Schüsselfelder Schiff, around 1503, gilded silver

This 16th century table ornament made for a very wealthy Nuremberg merchant is a little bit in the Last-Supper-carved-on-a-peach-pit aesthetic, but it really is amazing with a full crew and riggings,

An Ottonian Gospel book from the 10th century.

The original frame for the Landauer Altarpiece; Dürer's painting that originally occupied it is now in Vienna.
The carved Last Judgement once completed the program for the altarpiece, intended for a chapel in the Twelve Brother's House, a home for no more than 12 destitute old men of good reputation founded by the patron of this project, Matthäus Landauer.  Landauer himself ended his days in the House.

A very curious painting by Dürer, the Sixth Labor of Hercules; Hercules slays the Stymphalian birds.  In its subject and style, Dürer paints an essay in Italian classicism.  Dürer painted this in tempera on canvas, a legacy of his days spent in Venice where oil painting on canvas was invented.  This is his only mythological painting, commissioned by Frederick the Wise for his castle in Wittenberg.

A detail of Hercules in a very German looking landscape.

The Stymphalian birds; Dürer, or some consulting scholar, referred to Pausanias' account of the Stymphalian birds as ferocious man-eating monsters.  Earlier versions of the story describe them as a huge flock of birds on a lake who just wouldn't leave.

A major painting by Albecht Altdorfer from a 7 panel series on the life of Saint Florian, now scattered across Europe.  Here, Saint Florian's body is recovered from the river Ems in what is now Austria after he was executed by having millstone hung around his neck and thrown in the river.  Florian is a martyr saint still venerated in Austria and Bavaria.

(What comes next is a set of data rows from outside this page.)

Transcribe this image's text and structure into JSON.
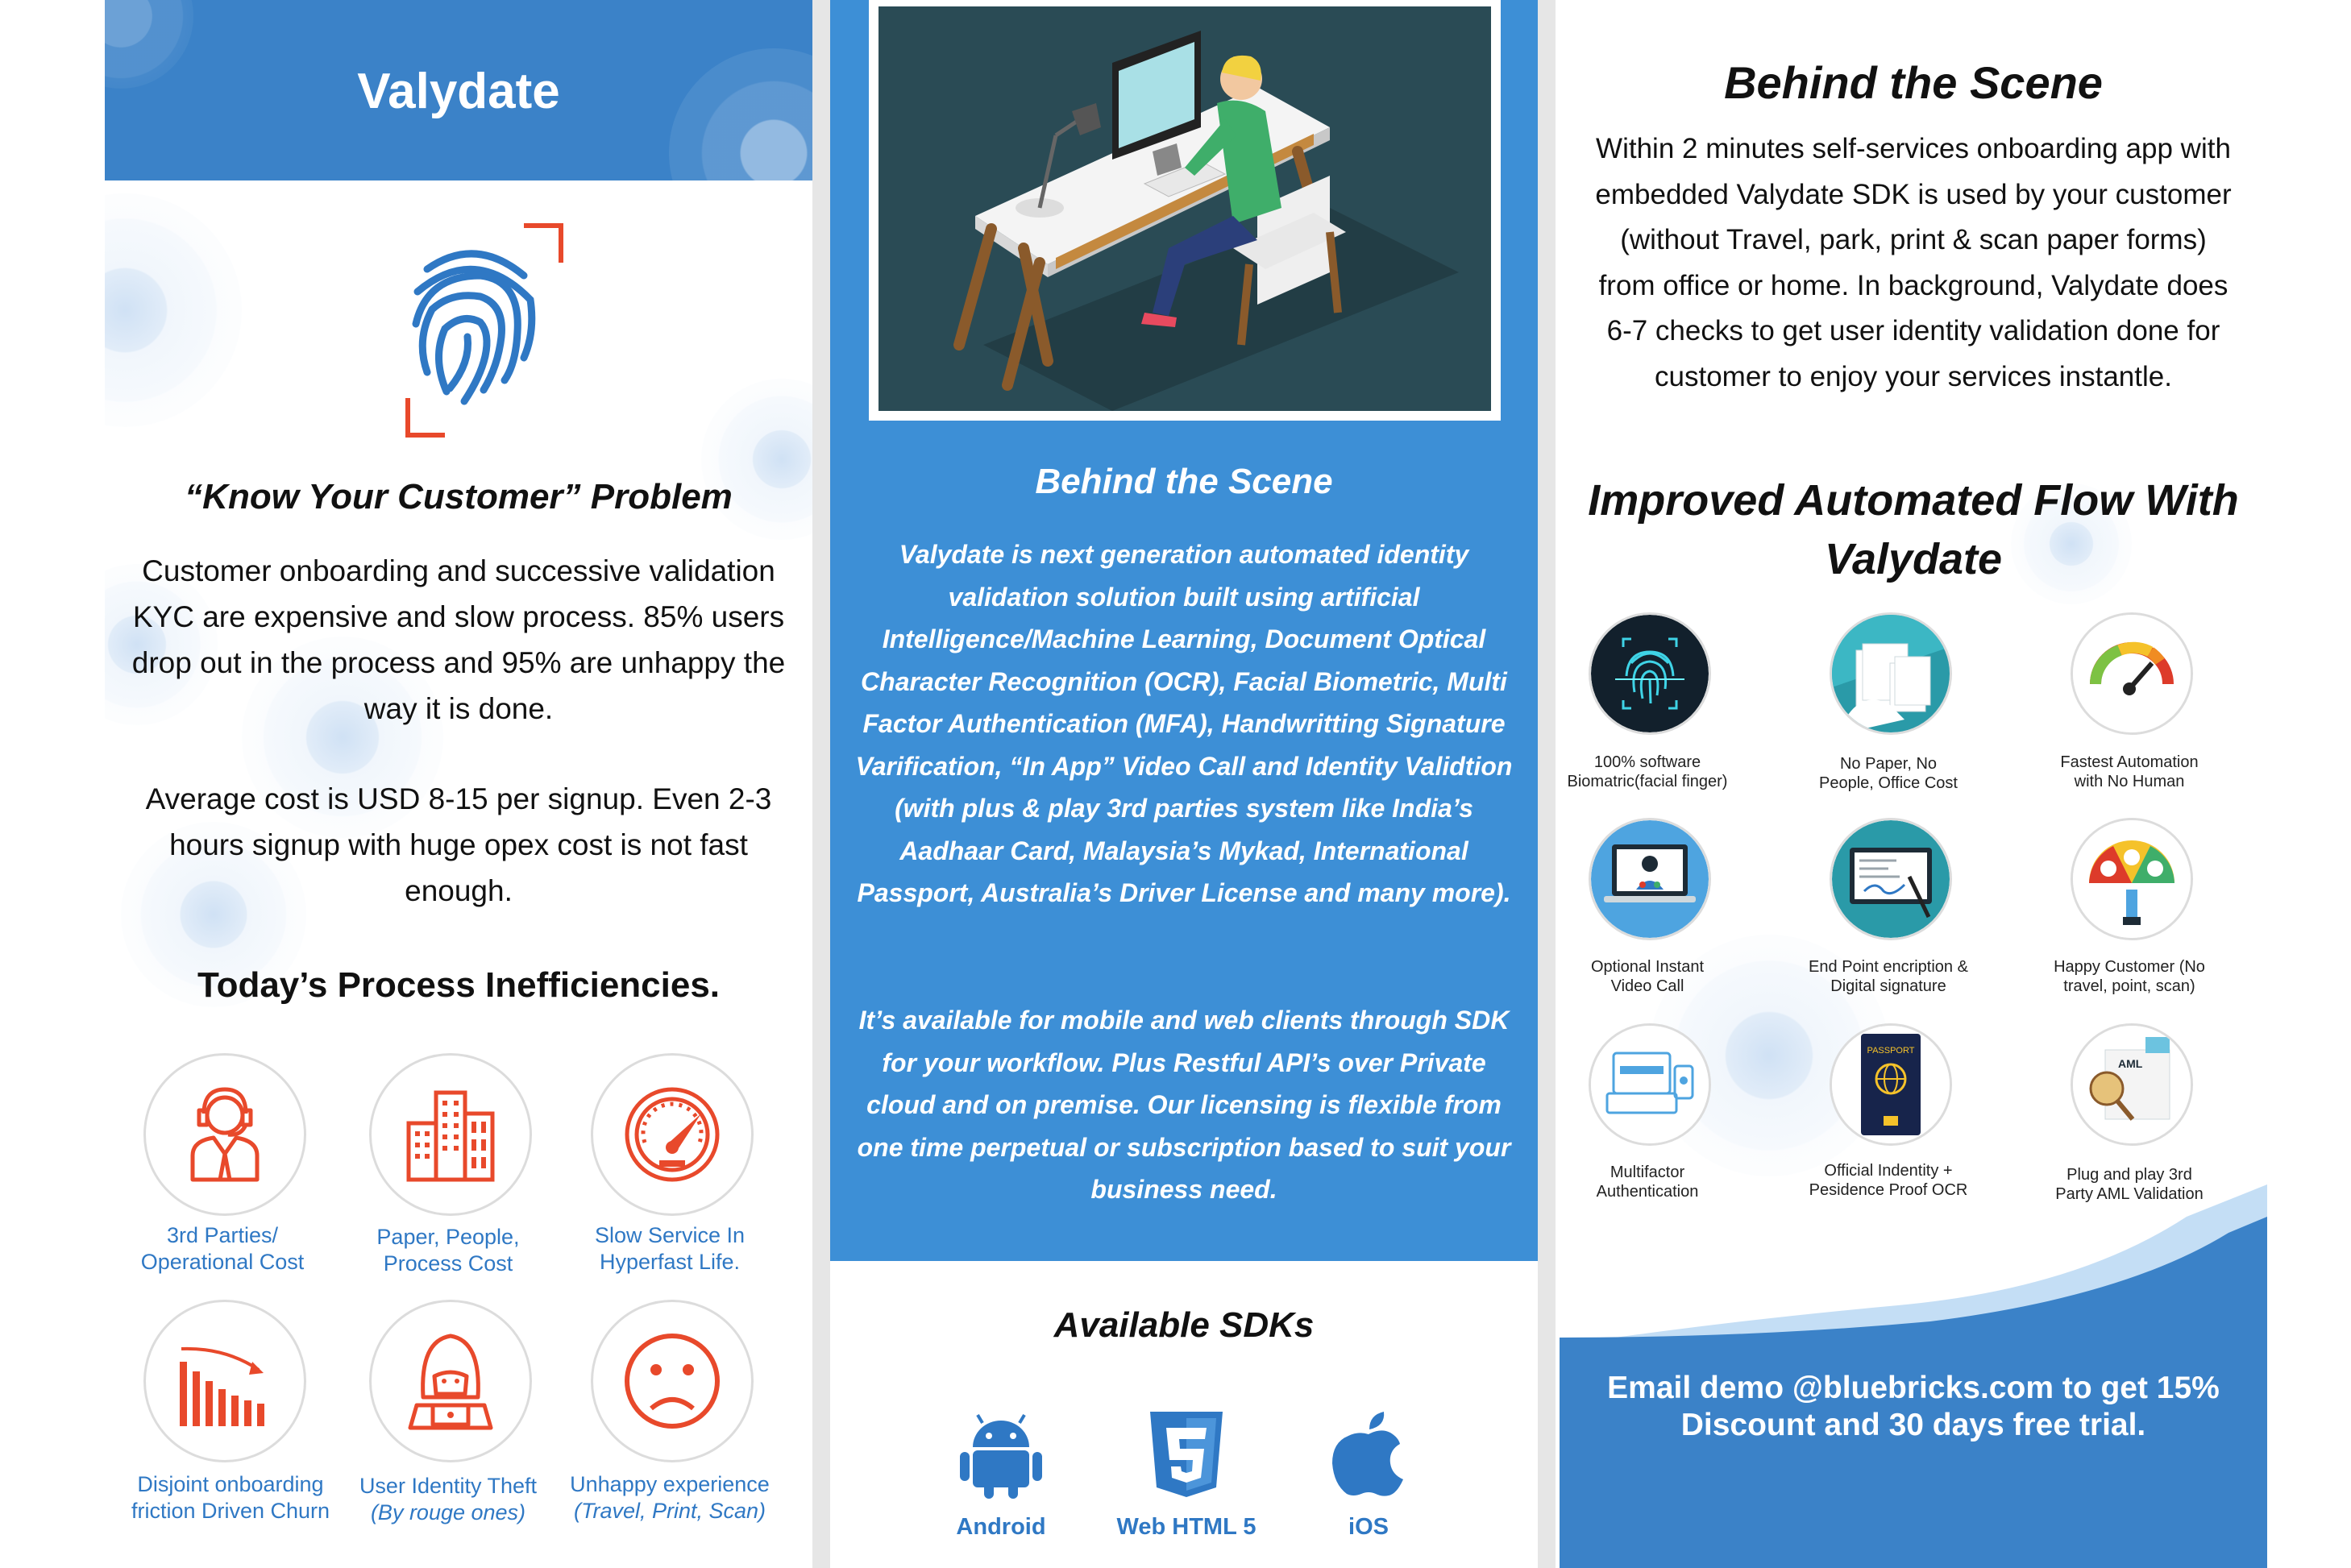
{
  "panel1": {
    "title": "Valydate",
    "kyc_heading": "“Know Your Customer” Problem",
    "kyc_paragraph": "Customer onboarding and successive validation KYC are expensive and slow process. 85% users drop out in the process and 95% are unhappy the way it is done.",
    "cost_paragraph": "Average cost is USD 8-15 per signup. Even 2-3 hours signup with huge opex cost is not fast enough.",
    "inefficiencies_heading": "Today’s Process Inefficiencies.",
    "inefficiencies": [
      {
        "icon": "operator-icon",
        "line1": "3rd Parties/",
        "line2": "Operational Cost"
      },
      {
        "icon": "buildings-icon",
        "line1": "Paper, People,",
        "line2": "Process Cost"
      },
      {
        "icon": "speedometer-icon",
        "line1": "Slow Service In",
        "line2": "Hyperfast Life."
      },
      {
        "icon": "declining-chart-icon",
        "line1": "Disjoint onboarding",
        "line2": "friction Driven Churn"
      },
      {
        "icon": "hacker-icon",
        "line1": "User Identity Theft",
        "line2": "(By rouge ones)"
      },
      {
        "icon": "sad-face-icon",
        "line1": "Unhappy experience",
        "line2": "(Travel, Print, Scan)"
      }
    ]
  },
  "panel2": {
    "heading": "Behind the Scene",
    "paragraph1": "Valydate is next generation automated identity validation solution built using artificial Intelligence/Machine Learning, Document Optical Character Recognition (OCR), Facial Biometric, Multi Factor Authentication (MFA), Handwritting Signature Varification, “In App” Video Call and Identity Validtion (with plus & play 3rd parties system like India’s Aadhaar Card, Malaysia’s Mykad, International Passport, Australia’s Driver License and many more).",
    "paragraph2": "It’s available for mobile and web clients through SDK for your workflow. Plus Restful API’s over Private cloud and on premise. Our licensing is flexible from one time perpetual or subscription based to suit your business need.",
    "sdk_heading": "Available SDKs",
    "sdks": [
      {
        "icon": "android-icon",
        "label": "Android"
      },
      {
        "icon": "html5-icon",
        "label": "Web HTML 5"
      },
      {
        "icon": "apple-icon",
        "label": "iOS"
      }
    ]
  },
  "panel3": {
    "heading": "Behind the Scene",
    "paragraph": "Within 2 minutes self-services onboarding app with embedded Valydate SDK is used by your customer (without Travel, park, print & scan paper forms) from office or home. In background, Valydate does 6-7 checks to get user identity validation done for customer to enjoy your services instantle.",
    "flow_heading_line1": "Improved Automated Flow With",
    "flow_heading_line2": "Valydate",
    "features": [
      {
        "icon": "fingerprint-scan-icon",
        "line1": "100% software",
        "line2": "Biomatric(facial finger)"
      },
      {
        "icon": "paper-stack-icon",
        "line1": "No Paper, No",
        "line2": "People, Office Cost"
      },
      {
        "icon": "gauge-icon",
        "line1": "Fastest Automation",
        "line2": "with No Human"
      },
      {
        "icon": "video-call-icon",
        "line1": "Optional Instant",
        "line2": "Video Call"
      },
      {
        "icon": "signature-icon",
        "line1": "End Point encription &",
        "line2": "Digital signature"
      },
      {
        "icon": "happy-customer-icon",
        "line1": "Happy Customer (No",
        "line2": "travel, point, scan)"
      },
      {
        "icon": "multifactor-icon",
        "line1": "Multifactor",
        "line2": "Authentication"
      },
      {
        "icon": "passport-icon",
        "line1": "Official Indentity +",
        "line2": "Pesidence Proof OCR"
      },
      {
        "icon": "aml-icon",
        "line1": "Plug and play 3rd",
        "line2": "Party AML Validation"
      }
    ],
    "passport_text": "PASSPORT",
    "aml_text": "AML",
    "email_line1": "Email demo @bluebricks.com to get 15%",
    "email_line2": "Discount and 30 days free trial."
  },
  "colors": {
    "brand_blue": "#3b82c8",
    "panel_blue": "#3d8fd6",
    "label_blue": "#2f78c4",
    "icon_red": "#e8492b"
  }
}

Altdorfer traveled to the mountains of southern Austria and returned a landscape painter, probably the first in the modern sense.  Landscape and color always play a dramatic role in his work; in this case, a strikingly blood red sunset against a deepening blue sky shines over the Ems river as Saint Florian's body is recovered by passersby.  Altdorfer almost always paints uninhabited mountain wilderness with wild vegetation; very unusual for a European landscapist of any era.

An Annunciation by the Swiss painter Konrad Witz from the 15th century with a setting that demonstrates where German Expressionist film directors might have got their ideas for those wild perspectives.

I can't decide which is stranger, the shooting perspective of the ceiling or the tipped-up perspective of the floor.  The lighting and the placement of the shadows is also very odd.  I wonder if F.W. Murnau knew this painting.  Those three beams in the ceiling recede so fast to the window that they could be fighter jets flying in formation.

The beams, the nails, and the door handle with its very odd shadow in Witz's Annunciation.